HilltopSecurities Senior Secured Commercial Paper Notes Series 2019-1
HilltopSecurities Senior Secured Commercial Paper Notes/Investors
The Series 2019-1 Commercial Paper is not rated and has not been registered under the Securities Exchange Act of 1933. Maturity is from 14 days to 270 days from the date of issue. The indenture trustee issuing & paying agent/ securities intermediary is the Bank of New York Mellon. Investors must be (A) a qualified institutional buyer (“QIB”) or (B) an accredited investor. HilltopSecurities is a broker-dealer and its sales representatives will market the Series 2019-1 CP Notes directly to prospective investors on its behalf.
Resales of the Series 2019-1 Commercial Paper may be made only in compliance with Rule 144A to QIBs (within the meaning of Rule 144A under the Act) and investors will be required to represent that they will not resell the Series 2019-1 Commercial Paper to any persons who are not QIBs. The securities are intended to be held until maturity. There is no currently known secondary market for these securities. Should secondary markets become available, investors may receive less that the purchase price for liquidations executed in those markets.
RedemptionThe Series 2019-1 Commercial Paper is not redeemable prior to maturity or subject to voluntary prepayment. Requests for full or partial redemption may be accommodated at HilltopSecurities’ sole discretion.
The Series 2019-1 Commercial Paper will be secured by a pledge of Eligible Collateral owned by HilltopSecurities pursuant to the Control Agreement. The Eligible Collateral will be maintained by The Bank of New York Mellon, as Securities Intermediary, in a Control Account, held for the benefit of the Indenture Trustee, as Secured Party, on behalf of the Series 2019-1 Noteholders. Eligible Collateral includes, Municipal Bonds, Corporates, Medium Term Notes, U.S. Treasuries, Money Markets, Agency Debentures, GNMA, Agency Mortgage Backs, or Agency REMICs/CMOs.
Creditworthiness of HilltopSecurities
HilltopSecurities relies on its equity capital, short-term bank borrowings, interest-bearing and non-interestbearing client credit balances, correspondent deposits, securities lending arrangements, repurchase agreement financings and other payables to finance its assets and operations, subject to its respective compliance with broker-dealer net capital and customer protection rules.

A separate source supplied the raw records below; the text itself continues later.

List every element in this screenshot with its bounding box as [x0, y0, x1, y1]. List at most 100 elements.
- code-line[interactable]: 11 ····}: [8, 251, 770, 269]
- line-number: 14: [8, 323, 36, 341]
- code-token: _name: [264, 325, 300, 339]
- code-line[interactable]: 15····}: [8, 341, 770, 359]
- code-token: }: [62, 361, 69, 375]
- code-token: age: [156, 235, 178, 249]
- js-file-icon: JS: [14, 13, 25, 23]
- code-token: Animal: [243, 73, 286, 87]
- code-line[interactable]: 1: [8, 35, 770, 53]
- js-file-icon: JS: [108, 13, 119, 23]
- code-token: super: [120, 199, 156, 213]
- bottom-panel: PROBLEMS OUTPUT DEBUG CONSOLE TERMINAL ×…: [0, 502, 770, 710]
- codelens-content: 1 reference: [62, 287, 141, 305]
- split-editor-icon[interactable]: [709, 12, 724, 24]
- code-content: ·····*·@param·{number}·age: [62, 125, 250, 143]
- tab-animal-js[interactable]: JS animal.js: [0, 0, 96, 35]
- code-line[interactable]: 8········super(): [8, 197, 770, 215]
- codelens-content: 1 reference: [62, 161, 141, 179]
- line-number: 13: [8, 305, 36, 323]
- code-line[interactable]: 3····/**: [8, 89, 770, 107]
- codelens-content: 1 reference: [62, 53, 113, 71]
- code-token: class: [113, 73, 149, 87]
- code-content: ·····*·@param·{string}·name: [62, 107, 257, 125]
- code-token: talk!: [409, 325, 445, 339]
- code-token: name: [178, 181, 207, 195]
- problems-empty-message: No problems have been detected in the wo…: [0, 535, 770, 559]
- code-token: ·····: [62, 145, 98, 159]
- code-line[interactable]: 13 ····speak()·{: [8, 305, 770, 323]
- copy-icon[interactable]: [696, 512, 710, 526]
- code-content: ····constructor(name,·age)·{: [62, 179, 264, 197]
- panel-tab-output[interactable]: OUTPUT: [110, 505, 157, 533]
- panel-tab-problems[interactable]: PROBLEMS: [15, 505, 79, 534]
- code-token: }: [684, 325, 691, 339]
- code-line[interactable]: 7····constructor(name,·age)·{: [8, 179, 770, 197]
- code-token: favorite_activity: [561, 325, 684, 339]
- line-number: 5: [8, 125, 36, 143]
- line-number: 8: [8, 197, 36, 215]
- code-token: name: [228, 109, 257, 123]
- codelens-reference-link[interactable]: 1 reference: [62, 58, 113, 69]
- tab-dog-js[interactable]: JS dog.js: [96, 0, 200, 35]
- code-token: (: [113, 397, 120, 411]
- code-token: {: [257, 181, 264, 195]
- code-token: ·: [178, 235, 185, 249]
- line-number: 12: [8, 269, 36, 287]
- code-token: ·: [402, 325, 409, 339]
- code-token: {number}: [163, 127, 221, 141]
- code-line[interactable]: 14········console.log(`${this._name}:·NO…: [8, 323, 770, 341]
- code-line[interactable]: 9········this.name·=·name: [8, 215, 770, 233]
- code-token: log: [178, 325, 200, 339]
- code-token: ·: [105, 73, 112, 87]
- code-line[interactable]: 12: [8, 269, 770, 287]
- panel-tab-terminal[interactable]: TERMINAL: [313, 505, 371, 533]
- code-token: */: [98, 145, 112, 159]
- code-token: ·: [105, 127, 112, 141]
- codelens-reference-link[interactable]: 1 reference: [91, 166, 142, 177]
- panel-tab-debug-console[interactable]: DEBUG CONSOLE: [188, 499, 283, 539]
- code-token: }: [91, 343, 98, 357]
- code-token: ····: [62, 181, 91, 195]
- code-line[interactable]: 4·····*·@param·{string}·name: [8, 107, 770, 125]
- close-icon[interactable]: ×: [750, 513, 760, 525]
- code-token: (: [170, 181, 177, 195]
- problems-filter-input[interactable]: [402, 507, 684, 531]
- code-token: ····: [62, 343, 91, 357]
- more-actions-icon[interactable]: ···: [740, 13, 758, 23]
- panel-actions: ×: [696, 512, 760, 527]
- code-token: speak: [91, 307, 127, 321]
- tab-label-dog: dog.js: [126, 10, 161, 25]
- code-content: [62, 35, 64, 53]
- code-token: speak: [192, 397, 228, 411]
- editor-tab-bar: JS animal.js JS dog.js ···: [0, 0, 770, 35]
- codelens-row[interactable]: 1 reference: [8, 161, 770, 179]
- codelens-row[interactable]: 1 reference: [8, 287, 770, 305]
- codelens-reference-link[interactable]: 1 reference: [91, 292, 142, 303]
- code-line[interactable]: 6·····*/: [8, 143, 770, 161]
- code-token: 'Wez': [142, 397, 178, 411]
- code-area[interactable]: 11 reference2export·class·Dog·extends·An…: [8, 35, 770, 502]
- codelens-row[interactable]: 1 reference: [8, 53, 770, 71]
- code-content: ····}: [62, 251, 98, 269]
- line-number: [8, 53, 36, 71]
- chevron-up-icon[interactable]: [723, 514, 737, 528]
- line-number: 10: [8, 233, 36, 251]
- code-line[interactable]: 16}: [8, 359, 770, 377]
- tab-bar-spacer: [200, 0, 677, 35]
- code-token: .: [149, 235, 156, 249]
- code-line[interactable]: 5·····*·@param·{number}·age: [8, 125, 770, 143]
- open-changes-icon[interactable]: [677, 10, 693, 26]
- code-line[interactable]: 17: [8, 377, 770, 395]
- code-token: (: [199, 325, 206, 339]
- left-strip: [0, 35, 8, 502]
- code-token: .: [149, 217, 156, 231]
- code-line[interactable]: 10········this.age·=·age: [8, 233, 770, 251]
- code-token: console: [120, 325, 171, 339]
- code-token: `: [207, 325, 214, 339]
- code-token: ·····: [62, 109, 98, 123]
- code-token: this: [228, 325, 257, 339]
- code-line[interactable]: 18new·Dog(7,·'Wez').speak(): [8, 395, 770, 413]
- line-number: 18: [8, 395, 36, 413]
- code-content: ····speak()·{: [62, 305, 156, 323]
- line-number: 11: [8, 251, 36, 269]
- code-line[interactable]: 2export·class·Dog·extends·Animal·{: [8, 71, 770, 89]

Risks of Commercial Paper Investing
These types of products are structured products and are subject to the possibility of default by the issuer. The financial condition and credit worthiness of the issuer are important considerations when assessing the ability of the issuer to meet its obligations according to the terms in the offering statement. If the issuer defaults or declares bankruptcy, the investor may lose all or some of the investment. The Series 2019-1 Commercial Paper is not FDIC nor SIPC insured. HilltopSecurities issued Commercial Paper should only be considered appropriate for sophisticated investors with the financial acumen to fully understand the investment and its underlying components.
Please read the offering statement for more detailed information
All investments carry a certain degree of risk. Investors should consider the fees, risks, tax treatment, and expenses in the offering statement prior to investing. Consult your tax advisor for more details on your specific situation as HilltopSecurities, a registered broker-dealer and registered investment adviser does not provide tax or legal advice.